Внешне это проявилось в том, что в обществе стали циркулировать слухи о чрезмерно устойчивой привязанности государя к прекрасной княжне Катеньке Долгоруковой. На этот роман императора до сих пор принято смотреть сквозь дымчатое стекло сентиментально-лирического жанра. Однако личная жизнь носителя высшей власти всегда есть часть политики. У Александра II было немало мимолётных увлечений раньше, и это никого не волновало, не исключая его собственного семейства. Ситуация с Долгоруковой оказалась принципиально иной, потому что политические обстоятельства вокруг складывались по-иному. Можно не сомневаться, что в опочивальне молодой возлюбленной стареющий император отдыхал не только от общества своей законной жены, но также и от политических амбиций её окружения. Чем отчётливее проявлялось намерение самодержца поставить на место зарвавшуюся «партию императрицы», тем прочнее становилась его симпатия к фаворитке, тем большую известность эта связь приобретала в обществе, тем быстрее вокруг «второго двора» складывалась группировка вельмож, обиженных Шуваловым, Тимашевым и прочими «ретроградами». По сути дела, эта группировка была вторым изданием «партии Константина». Надо сказать, что сам великий князь Константин Николаевич с подчёркнутой любезностью относился к пассии своего брата. И именно из окружения великого князя исходят первые приглушённые слухи о том, что государь тяготится своим законным браком и начинает подумывать о его расторжении.
Истинные намерения Александра II, конечно же, никому неведомы. Но одно только допущение такой возможности создавало в кругах, близких к власти, новую политическую ситуацию. Ибо за вопросом о браке неминуемо следовал вопрос о престолонаследии.
Согласно закону об императорской фамилии, брак государя мог быть расторгнут в случае измены царицы, её неспособности родить наследника, её душевной болезни. Императрица Мария не изменяла мужу, родила ему пятерых сыновей и никаких признаков сумасшествия не проявляла.
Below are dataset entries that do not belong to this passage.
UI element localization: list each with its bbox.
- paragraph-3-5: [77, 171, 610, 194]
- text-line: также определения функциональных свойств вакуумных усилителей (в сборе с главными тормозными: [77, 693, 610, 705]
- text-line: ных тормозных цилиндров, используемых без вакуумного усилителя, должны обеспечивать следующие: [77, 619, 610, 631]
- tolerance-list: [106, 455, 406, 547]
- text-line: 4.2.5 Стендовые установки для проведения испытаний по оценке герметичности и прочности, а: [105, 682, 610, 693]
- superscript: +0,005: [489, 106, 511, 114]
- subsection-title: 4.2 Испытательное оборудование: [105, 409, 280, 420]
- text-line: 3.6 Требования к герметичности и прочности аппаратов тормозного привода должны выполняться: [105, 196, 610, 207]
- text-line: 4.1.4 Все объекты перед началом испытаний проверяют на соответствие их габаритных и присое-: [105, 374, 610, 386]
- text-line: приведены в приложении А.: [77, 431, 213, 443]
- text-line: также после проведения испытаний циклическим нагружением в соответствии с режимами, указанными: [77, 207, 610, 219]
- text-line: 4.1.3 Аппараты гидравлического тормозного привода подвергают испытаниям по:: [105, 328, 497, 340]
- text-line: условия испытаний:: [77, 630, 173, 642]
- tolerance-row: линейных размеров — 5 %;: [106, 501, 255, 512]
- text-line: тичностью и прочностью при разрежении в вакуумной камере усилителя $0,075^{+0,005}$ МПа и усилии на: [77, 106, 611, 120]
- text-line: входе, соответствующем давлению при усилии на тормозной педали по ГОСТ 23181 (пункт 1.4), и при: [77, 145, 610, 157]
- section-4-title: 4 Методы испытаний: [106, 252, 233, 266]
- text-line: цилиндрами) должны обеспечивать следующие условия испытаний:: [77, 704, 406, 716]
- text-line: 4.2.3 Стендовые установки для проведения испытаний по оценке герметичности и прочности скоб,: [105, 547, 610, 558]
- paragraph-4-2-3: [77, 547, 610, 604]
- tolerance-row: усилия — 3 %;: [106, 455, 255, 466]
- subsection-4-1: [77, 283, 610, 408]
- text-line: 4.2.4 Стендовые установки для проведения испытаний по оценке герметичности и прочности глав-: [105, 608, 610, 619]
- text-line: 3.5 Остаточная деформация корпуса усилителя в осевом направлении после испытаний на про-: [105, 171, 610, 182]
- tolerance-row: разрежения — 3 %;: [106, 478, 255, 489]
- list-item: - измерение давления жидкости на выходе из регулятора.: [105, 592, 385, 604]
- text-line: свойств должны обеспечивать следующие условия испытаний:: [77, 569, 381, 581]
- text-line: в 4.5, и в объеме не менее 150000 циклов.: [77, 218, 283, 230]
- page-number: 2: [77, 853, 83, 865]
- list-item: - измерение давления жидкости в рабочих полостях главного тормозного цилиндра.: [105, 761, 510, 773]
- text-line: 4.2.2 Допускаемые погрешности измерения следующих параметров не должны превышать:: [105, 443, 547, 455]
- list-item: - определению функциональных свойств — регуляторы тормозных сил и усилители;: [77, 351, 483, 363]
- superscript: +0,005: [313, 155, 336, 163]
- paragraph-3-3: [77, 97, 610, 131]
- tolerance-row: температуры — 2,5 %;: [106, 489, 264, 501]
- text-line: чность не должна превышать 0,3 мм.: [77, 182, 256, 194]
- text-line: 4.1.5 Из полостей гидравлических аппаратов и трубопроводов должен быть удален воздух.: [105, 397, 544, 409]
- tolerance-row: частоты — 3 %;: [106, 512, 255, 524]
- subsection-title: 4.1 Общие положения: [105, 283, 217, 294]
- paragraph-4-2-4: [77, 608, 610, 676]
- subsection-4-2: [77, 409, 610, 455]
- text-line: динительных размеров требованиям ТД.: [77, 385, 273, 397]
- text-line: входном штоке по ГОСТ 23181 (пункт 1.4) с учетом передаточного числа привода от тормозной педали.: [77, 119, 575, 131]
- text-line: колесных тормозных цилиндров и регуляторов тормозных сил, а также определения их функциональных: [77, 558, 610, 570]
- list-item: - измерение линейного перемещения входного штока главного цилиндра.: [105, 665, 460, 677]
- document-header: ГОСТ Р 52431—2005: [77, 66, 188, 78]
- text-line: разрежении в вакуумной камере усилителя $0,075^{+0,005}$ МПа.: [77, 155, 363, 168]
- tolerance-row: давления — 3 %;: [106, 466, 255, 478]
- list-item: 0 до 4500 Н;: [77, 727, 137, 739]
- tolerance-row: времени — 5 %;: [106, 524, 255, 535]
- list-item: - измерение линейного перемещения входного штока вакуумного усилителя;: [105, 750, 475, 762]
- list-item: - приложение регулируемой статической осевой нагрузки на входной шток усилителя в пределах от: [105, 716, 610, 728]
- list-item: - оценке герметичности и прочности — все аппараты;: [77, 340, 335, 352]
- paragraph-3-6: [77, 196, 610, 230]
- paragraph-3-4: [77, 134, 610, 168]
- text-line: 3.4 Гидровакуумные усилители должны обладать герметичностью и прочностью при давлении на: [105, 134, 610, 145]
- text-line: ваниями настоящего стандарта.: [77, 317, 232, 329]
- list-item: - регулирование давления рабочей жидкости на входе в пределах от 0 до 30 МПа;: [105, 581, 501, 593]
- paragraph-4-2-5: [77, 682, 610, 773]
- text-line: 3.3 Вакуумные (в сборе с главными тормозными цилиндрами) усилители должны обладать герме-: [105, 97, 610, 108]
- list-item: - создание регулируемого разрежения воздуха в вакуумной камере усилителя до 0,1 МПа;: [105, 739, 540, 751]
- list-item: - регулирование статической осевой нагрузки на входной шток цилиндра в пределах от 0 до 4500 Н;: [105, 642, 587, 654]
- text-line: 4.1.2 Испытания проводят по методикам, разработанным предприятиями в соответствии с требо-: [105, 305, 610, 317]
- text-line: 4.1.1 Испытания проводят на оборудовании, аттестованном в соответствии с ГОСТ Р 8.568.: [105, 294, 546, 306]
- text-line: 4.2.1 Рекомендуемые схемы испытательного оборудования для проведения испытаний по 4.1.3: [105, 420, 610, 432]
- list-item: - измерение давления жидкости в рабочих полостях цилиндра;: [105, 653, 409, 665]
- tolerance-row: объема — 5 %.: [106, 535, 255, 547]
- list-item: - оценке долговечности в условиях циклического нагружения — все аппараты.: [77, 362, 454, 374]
Единственным реальным поводом для расторжения брака оставалось положение закона, гласившее, что брак может быть признан изначально недействительным в том случае, если при его заключении стороной невесты был утаён факт её болезни, каковая могла бы повлиять на здоровье потомства. Тут, действительно, имелась зацепка: в обществе было хорошо известно о болезненности императрицы, а её первенец Николай Александрович умер в 1865 году совсем молодым, от туберкулёза. Но признание брака изначально недействительным автоматически делало незаконными всех детей от этого брака. Следовательно, наследник цесаревич Александр Александрович утрачивал права на престол, равно как и его братья. И вот тогда наследником становился великий князь Константин Николаевич, а вслед за ним – его потомство. Разумеется, для «партии Константина» такой оборот событий был наиболее желанным. Для вельмож из «партии императрицы» он означал крах карьеры.